The three agents in the observation room turned to leave.
“Why have you abandoned me?” Tom-tom’s plaintive voice caused them to turn as one to the window. “I have done all that you asked me to. Why have you delivered me to my enemies?”
“He was too strong. I couldn’t overpower him because the other one came on us too soon,” he continued. Princess felt the hair on his back rise up on end.
“Who is he talking to?” Mittens asked no one in particular. He sounded as though he was as spooked as Princess felt.
“The voice in his head, Probie,” Princess replied without taking his eyes off the deluded tom on the other side of the glass. “The voice in his head that told him to kill all those tricolor queens.”
“He is truly delusional,” Sassy said. She sounded matter-of-fact. Princess glanced at her. Her expression was bland. How often had she seen things like this?
“I have failed you!” Tom-tom’s voice was almost a wail. “I will never see paradise.” Princess almost felt sorry for him, until he remembered the beautiful innocents he had killed.
“Lady,” Tom-tom’s voice was pleading. Princess found it almost hard to watch. “Lady, please help me.” Crusher entered the observation room.
“What’s he saying?” he said.
“He is pleading with Bastet to save him,” Sassy said.
“It’s pitiful,” Mittens said.
“He’s crazy, Boss,” Princess said. “I’m no psychologist, but that tomcat is nuts.”
“Ya think, Princess?” Crusher sipped his coffee.
“He’ll never do time,” Princess said. Crusher glanced at him.
“I doubt he’ll see the streets again,” he said. He finished the coffee and looked down at the paper cup as though surprised it was empty and threw it in the trash.
“I will do that, Lady,” Tom-tom said, alone in the interrogation room. “They will learn nothing more. They will not learn of the vermin they failed to save.”

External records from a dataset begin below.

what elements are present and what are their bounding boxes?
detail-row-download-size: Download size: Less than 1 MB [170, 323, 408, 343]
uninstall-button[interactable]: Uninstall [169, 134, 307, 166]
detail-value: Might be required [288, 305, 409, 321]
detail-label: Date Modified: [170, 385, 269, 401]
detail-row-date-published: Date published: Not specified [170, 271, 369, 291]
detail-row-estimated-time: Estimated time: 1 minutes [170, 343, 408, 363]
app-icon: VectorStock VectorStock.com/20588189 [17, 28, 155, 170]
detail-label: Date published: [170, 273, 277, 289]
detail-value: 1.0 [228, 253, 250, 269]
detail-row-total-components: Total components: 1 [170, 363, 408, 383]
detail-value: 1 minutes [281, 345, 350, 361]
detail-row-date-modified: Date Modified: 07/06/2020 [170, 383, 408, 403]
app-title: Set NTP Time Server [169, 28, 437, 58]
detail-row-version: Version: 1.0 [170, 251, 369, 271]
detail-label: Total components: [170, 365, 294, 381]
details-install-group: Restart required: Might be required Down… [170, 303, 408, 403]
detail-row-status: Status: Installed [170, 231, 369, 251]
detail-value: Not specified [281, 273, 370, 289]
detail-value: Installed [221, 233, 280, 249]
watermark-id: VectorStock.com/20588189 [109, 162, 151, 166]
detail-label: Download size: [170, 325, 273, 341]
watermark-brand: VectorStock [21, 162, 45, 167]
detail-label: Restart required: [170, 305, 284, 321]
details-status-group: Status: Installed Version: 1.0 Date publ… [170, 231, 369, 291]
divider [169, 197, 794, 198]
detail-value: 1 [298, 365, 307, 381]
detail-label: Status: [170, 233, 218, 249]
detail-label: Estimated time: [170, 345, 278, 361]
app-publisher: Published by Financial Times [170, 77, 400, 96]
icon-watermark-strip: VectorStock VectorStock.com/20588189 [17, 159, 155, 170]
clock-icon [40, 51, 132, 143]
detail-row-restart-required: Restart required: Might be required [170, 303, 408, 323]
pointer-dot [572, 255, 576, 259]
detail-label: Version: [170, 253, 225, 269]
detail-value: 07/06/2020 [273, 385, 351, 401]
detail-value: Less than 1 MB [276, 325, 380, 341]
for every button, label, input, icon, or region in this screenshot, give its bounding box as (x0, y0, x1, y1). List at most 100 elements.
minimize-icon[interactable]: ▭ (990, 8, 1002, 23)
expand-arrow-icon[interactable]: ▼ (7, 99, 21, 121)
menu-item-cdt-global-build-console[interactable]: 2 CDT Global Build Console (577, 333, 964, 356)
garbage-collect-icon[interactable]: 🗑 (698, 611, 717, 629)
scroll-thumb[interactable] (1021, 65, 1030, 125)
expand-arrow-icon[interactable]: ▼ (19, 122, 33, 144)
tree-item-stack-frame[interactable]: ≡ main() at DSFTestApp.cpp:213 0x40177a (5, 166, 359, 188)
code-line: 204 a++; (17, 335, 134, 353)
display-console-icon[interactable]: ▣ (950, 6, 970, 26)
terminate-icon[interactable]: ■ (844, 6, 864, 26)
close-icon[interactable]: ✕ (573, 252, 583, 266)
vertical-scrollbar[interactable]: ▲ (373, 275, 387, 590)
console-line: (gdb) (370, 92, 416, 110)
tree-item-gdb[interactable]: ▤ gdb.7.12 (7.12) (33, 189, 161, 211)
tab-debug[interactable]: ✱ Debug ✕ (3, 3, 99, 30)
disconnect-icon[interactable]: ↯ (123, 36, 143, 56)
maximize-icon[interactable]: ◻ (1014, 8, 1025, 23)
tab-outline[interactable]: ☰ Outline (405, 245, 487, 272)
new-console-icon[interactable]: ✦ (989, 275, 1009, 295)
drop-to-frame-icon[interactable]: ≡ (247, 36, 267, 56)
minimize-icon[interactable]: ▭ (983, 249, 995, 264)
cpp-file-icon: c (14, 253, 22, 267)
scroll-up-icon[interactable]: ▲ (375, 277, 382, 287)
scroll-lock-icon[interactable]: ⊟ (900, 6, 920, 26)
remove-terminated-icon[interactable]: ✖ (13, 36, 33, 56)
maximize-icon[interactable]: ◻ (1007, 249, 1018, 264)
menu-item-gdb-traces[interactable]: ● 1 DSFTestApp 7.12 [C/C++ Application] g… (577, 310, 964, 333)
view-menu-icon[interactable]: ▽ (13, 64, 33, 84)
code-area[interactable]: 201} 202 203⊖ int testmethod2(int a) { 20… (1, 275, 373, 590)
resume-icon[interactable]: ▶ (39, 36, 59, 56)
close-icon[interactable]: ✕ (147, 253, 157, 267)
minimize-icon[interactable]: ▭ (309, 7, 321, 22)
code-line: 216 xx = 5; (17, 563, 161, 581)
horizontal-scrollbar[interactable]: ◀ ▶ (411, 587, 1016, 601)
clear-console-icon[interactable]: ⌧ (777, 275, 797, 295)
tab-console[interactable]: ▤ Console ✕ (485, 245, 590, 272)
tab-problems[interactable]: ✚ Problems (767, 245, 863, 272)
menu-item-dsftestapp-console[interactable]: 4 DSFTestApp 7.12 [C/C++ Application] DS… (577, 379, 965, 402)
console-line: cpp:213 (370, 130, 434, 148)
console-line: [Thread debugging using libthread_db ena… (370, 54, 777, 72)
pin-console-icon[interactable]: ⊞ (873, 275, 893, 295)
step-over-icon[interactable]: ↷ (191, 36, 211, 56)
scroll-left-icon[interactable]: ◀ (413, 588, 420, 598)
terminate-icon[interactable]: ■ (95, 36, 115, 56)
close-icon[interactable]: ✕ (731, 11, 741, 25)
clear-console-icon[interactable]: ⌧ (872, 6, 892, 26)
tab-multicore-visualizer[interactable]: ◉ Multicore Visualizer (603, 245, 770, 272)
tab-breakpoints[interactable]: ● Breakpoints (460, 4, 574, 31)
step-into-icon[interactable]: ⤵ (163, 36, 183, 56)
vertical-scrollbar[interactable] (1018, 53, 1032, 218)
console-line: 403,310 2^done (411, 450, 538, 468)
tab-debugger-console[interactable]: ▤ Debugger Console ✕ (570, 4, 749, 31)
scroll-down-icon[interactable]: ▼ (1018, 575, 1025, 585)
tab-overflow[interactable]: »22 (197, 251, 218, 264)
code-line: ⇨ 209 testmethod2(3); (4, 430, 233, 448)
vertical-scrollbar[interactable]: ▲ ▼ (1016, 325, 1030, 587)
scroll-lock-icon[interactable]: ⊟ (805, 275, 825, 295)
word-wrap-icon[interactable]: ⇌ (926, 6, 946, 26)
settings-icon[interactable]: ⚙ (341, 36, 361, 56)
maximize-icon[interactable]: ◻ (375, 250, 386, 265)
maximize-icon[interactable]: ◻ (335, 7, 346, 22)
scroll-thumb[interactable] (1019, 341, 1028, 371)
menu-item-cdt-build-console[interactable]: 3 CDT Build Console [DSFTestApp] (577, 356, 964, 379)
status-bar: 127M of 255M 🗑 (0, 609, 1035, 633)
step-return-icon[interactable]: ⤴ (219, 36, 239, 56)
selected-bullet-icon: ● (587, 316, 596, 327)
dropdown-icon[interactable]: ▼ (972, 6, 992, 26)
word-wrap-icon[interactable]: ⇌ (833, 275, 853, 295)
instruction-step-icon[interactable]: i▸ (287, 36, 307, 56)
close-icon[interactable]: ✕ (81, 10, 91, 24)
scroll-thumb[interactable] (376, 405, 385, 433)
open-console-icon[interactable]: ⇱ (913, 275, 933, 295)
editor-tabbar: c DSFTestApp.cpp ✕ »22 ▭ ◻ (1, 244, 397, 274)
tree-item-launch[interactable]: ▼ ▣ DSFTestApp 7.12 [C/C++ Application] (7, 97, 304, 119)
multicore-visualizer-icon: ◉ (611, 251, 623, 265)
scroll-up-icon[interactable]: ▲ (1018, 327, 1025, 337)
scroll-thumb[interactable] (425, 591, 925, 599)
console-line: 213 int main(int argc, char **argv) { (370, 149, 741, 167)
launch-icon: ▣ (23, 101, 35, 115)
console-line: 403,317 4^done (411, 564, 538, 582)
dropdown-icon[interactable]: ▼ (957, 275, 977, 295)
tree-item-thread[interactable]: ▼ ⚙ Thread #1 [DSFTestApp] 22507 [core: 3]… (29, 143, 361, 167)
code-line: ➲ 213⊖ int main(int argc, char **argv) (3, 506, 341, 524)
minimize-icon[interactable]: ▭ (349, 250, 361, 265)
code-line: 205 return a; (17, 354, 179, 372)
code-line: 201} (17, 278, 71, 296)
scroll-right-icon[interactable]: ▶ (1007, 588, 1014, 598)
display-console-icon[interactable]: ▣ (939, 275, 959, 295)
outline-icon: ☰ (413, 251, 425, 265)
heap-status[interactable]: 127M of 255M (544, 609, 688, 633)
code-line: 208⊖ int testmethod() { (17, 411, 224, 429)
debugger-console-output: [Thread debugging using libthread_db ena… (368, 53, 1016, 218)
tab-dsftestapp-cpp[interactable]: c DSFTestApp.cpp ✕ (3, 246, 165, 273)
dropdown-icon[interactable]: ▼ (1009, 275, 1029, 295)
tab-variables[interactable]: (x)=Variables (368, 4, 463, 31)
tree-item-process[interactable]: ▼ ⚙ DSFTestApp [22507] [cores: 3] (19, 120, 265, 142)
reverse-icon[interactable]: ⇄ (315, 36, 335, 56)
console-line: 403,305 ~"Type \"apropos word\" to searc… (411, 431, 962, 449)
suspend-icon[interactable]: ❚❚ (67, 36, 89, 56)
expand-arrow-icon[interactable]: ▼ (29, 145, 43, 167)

“What was that?” Crusher moved closer to the glass window.
“He’s talking about other victims,” Princess moved closer as well. “I thought there were only the five.”
“He mentioned a couple more,” Mittens sounded perplexed. “I’ll check on the MO.” He darted from the room.
“Did we miss something?” Crusher demanded.
“I’ll run a blanket communiqué to other agents,” said Sassy, “see if any other cities have any unsolved murders of tricolors.” She, too, left the room.
“He’s trying to kill himself!” Princess darted from the room, Crusher on his heels. They burst into the interrogation room and wrestled Tom-tom away from the restraint that he was trying to use to choke himself. They secured his feet, determined to keep their prisoner alive until he was convicted.
Then they took him to the lockup, where he could not kill himself. Privately, Princess thought that would be the best fate for the deranged tomcat, but it wasn’t his call.
Leaving Tom-tom, now screaming out a confession of crimes no one was sure had actually been committed. Princess followed Crusher to the squad room.
“Princess, help Mittens check the cities around us for tricolored cat murders,” Crusher said. “I’m going to brief Director Shadow. This may not be over yet.”
“Yes Boss,” Princess went to his desk. “Mittens, have you looked into missing tricolor cats?”